Relevant unsupported APIs:

TfLite*Params structures

🙅‍♀️ Delegates

SUPERFLUOUS: The concept of delegates - something that dissects a model at runtime and attempts to slice off random parts of it to steal for itself - is unnecessary in IREE. The extensible hardware abstraction layer (HAL) that IREE provides achieves cross-device portability in a way that allows for predictable high-performance heterogeneity and efficient co-optimization with the compiler. The act of mutating a user‘s input graph happens in the compiler where significantly more metadata and resources are available to optimize the model and the the model is deployed as multi-architecture binaries containing one or more formats of native machine code or low-level intermediate representations like SPIR-V or WebAssembly. It’s akin to transmitting JPEGs and WebPs to web browsers and allowing for the client to select the appropriate decoder vs. shipping source uncompressed PNGs and having to transcode them on the fly. The problem of distribution for deployable IREE artifacts matches that of the kind apps must already deal with: split APKs, universal binaries, etc and it's easy to map anything you can do with IREE artifacts to that mental model.

Relevant unsupported APIs:

🙅‍♀️ TFLite Micro

ACTIVELY DISCOURAGED: in situations where memory and compute are at a premium one should always use an ahead-of-time compiler and not waste precious resources (memory, power, thermals, etc) on things like memory planning (especially when only static shapes are supported), data conversion like endianness swapping, executing unfused elementwise ops, including any executable bytes for code-paths that will never be reached in your model, or perform a single superfluous m e m c p y.

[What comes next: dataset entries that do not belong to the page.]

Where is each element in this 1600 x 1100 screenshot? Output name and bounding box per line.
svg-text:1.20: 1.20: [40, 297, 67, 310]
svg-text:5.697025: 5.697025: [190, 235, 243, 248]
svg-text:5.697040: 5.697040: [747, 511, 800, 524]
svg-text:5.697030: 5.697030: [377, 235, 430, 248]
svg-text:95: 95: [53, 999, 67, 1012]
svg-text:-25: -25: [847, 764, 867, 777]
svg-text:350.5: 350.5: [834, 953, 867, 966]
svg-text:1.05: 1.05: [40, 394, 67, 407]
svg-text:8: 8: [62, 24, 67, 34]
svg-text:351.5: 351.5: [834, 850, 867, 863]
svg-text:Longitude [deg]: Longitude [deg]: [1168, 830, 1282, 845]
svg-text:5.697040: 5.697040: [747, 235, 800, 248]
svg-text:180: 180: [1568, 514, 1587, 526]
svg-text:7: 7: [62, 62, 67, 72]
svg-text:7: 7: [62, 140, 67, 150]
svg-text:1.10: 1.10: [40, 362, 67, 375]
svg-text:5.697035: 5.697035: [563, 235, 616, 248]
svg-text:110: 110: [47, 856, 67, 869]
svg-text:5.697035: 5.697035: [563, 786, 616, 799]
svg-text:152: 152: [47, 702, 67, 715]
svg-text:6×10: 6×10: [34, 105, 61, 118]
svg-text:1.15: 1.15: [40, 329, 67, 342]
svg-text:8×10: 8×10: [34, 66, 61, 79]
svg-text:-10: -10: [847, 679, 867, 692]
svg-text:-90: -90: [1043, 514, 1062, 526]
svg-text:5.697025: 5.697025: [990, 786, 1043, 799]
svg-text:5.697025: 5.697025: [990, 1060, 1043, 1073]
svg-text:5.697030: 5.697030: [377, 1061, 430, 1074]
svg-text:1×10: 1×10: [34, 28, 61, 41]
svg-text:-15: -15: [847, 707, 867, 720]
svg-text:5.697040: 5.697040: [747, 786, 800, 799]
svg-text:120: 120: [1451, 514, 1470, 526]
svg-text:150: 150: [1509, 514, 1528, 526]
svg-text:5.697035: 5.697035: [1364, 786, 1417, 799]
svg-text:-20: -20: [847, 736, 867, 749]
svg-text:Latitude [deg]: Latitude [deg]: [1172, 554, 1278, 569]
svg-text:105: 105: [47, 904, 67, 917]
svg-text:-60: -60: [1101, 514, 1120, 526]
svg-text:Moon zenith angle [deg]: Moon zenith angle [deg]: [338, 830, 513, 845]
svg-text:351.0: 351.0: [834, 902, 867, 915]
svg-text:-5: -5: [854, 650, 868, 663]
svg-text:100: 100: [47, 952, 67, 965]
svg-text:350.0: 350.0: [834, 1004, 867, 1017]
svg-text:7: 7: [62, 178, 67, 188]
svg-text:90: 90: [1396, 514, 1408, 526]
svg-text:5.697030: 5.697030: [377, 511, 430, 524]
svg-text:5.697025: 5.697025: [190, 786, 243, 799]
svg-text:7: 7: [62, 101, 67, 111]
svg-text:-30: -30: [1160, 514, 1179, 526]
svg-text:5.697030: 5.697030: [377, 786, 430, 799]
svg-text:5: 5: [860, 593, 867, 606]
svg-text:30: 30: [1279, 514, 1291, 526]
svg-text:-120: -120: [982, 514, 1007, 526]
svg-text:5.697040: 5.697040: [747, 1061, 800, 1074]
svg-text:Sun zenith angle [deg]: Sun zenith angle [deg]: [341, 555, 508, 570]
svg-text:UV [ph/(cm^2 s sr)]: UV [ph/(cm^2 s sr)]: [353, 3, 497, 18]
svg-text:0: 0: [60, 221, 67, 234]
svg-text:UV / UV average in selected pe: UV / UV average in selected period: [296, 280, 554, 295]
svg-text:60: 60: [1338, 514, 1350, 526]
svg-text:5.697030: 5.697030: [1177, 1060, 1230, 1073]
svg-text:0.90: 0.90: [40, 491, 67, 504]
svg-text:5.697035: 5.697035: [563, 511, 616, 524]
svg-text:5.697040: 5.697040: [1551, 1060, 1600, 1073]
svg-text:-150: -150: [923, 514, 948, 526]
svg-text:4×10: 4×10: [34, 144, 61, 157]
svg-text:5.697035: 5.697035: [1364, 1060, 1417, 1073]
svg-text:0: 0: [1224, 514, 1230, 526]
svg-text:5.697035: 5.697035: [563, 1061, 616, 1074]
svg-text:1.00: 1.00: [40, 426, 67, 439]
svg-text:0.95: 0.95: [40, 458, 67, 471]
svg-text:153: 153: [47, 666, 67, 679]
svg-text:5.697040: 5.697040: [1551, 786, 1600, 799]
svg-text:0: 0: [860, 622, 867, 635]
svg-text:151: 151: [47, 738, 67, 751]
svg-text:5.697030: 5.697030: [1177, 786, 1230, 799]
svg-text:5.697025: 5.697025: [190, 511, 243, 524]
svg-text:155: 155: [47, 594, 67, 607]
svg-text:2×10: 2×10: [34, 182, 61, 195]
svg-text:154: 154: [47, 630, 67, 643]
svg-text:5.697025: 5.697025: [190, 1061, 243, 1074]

In it‘s most size-optimized form the IREE VM bytecode is lowered to C or LLVM IR and compiled along with application code. All tensor operations are aggressively fused to avoid the need for transient memory, runtime memory planning (even when using dynamic shapes), or copies. Just as there’s an expectation that compiler toolchains perform basic optimizations to application code (dead code removal, code deduplication, etc) so too should there be an expectation for ML models and even more so in environments where every byte (and joule) matters.

IREE will likely never have a shim for the tflite micro API or the tflite TF_LITE_STATIC_MEMORY mode; when operating at that scale the entire solution needs to change.